We understand the concern you have raised over the issue grammar
learning behaviour may pose on the size of memory EXI processor
consumes and requires.

While acknowledging it is a potential issue, we had stopped short of
adding a mechanism to restrain grammar learning at the time we dicussed
the feature a while back, based on implementation report of the feature
shared by the WG memebers, which suggested otherwise that the issue did
not surface in real deployments.

One of the traits that documents for use in exchange in general is that
grammars are learned a lot up front at a pace close to linear rate, and
the learning becomes less and less frequent, eventually saturating to a
convergence.

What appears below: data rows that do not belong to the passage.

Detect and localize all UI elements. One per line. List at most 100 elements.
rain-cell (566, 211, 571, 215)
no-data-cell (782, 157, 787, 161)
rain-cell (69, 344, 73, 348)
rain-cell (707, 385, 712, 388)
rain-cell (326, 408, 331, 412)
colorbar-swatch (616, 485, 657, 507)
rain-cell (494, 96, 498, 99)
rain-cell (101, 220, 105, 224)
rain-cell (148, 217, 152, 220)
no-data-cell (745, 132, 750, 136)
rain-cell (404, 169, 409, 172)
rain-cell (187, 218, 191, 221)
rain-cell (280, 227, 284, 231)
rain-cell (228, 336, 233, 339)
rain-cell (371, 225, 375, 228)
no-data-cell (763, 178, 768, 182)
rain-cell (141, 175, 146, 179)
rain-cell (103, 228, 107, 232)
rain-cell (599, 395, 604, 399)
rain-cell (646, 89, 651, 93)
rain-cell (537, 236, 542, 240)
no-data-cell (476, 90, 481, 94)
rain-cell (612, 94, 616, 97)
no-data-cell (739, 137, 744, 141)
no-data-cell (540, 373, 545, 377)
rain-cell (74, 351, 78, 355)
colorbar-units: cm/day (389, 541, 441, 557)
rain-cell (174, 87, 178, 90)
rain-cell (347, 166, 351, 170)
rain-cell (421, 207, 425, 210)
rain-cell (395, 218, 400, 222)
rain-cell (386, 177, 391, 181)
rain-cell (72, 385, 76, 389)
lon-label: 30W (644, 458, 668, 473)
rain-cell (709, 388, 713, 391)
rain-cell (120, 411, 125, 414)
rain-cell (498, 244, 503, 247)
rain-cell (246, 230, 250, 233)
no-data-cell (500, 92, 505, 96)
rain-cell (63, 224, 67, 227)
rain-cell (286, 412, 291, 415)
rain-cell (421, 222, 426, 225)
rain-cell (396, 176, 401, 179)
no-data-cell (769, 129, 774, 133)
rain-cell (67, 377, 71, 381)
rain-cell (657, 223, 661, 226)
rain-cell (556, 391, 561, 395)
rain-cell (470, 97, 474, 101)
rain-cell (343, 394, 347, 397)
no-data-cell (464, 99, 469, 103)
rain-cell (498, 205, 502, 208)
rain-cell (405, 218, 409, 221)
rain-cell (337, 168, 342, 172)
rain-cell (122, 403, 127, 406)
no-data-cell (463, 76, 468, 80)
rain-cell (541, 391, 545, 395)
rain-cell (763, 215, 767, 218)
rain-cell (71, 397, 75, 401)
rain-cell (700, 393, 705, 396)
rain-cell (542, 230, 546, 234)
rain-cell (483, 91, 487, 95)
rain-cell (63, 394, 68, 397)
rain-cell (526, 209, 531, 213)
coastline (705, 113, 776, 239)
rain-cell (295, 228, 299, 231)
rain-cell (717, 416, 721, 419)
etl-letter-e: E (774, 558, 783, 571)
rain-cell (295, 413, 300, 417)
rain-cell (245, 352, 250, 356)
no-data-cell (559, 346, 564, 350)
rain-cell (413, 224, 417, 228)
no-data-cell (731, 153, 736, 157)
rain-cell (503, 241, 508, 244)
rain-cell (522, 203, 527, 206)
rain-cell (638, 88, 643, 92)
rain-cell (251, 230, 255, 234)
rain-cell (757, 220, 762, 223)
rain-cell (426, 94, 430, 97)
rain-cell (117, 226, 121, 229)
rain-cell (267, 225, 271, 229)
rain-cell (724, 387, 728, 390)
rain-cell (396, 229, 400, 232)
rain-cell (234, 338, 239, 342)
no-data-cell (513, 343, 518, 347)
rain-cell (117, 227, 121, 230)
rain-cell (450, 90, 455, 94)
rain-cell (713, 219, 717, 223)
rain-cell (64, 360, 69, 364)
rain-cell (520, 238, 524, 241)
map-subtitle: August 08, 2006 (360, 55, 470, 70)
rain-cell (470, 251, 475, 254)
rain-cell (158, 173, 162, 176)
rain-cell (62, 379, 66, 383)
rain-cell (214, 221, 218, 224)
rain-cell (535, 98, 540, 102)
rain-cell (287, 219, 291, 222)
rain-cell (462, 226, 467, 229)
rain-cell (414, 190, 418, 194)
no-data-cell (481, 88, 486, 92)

This observation helps explain why the issue is not very
likely to emerge in practice.

Based on these observation and analysis, as well as the consideration of
the cost that would otherwise be incurred if a restraining mechanism was
introduced both in terms of compactness and runtime efficiency, we stay
cautious and may require further arguments involving specific use cases
before we consider a way to alleviate the potential issue.

Thanks!

-taki


-----Original Message-----
From: public-exi-comments-request@w3.org [mailto:public-exi-comments-request@w3.org] On Behalf Of TAMIYA Keisuke
Sent: Thursday, November 06, 2008 9:19 PM
To: public-exi-comments@w3.org
Cc: youenn.fablet@crf.canon.fr; fujisawa.jun@canon.co.jp
Subject: Comment for EXI Draft - Grammar learning


Dear W3C EXI WG members,

I have a comment for this draft specification.

EXI has a mechanism of the grammer leaning (ref. Section 8).
So, an EXI parser use large memory to keep grammar data, if the XML data
has many kinds of node (ex. element).
For small devices, this is a serious problem.
I think the limitation mechanism of the grammar learning is needed in
the specification (ex. MAX number of the kind of event code).